Uncoalesced global loads

JKS1e6.pdf (1.0 MB)

I ran the profiling tool/NSIGHT Compute for my CUDA C implementation (results attached). I have been running into this issue: “Uncoalesced global accesses” (at the bottom of the pdf).

I understand that threads are not accessing array elements in order. The code in some places uses indirect access, for example, b[ a[threadId] ]. Could this be one of the causes?

Is there a way to determine which section/s of the code is causing this error? What is the 14 digit string at the end of the error (uncoalesced global access) pointing to?

It could be.

This blog demonstrates a method to identify specific lines of source code that are leading to various nsight compute reports. I recommend reviewing all 3 parts of the blog. For this question, focus on the steps that look at the source report page. Be sure to compile your app with -lineinfo

It is a PC (program counter) address - the address of the (SASS) instruction that the observation is being reported against. Rather than try to use this info, I suggest using the method I already indicated.

Note that for questions on nsight compute we have a dedicated forum you can use.

I was able to identify the biggest bottleneck to the performance, and it seems to come down to these lines (attached
JKS1e6.pdf (191.8 KB)
NSIGHT Compute Report):

    for(int i=0; i<3; i++){
        Localalpha[i] =  alpha[ix*3+i];
        Localbeta[i] =   beta[ix*3+i];
        Localvx[i] =  vx[index[ix*3+i]-1];
        Localvy[i] =  vy[index[ix*3+i]-1];
    }

The memory access patterns are not ideal primarily due to the indirect accesses and the striding. Are there any hacks for indirect accesses and striding that may make it more “GPU friendly” (or improve the memory access patterns)?

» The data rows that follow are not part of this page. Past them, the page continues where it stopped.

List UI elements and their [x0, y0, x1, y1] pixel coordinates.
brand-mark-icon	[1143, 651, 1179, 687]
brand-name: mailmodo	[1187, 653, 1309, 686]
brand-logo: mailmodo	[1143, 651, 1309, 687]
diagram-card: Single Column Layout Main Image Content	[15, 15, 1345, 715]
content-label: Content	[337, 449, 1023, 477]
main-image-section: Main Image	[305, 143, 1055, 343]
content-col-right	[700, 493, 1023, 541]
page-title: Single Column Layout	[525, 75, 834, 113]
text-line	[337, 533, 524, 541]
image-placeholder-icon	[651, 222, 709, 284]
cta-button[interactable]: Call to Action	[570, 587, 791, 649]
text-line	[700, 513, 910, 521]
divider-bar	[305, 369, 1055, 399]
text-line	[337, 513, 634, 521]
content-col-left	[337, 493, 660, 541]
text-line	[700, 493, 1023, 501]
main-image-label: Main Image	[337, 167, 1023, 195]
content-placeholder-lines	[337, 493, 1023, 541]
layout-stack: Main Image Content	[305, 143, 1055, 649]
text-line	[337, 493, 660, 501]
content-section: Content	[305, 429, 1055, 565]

I did not look at the PDF.

Avoid indirect addressing, as it typically results in irregular access patterns that significantly degrade GPU memory throughput, in addition to increasing the bandwidth requirements. I don’t know the context of this snippet. Maybe you can alleviate the problem by blocking and buffering in shared memory?

You could experiment with using the float3 type for vx, vy, alpha, beta. My assumption is that there is a reason all of these are written as triplets. This may or may not result in better performance, which is why I use the word “experiment”.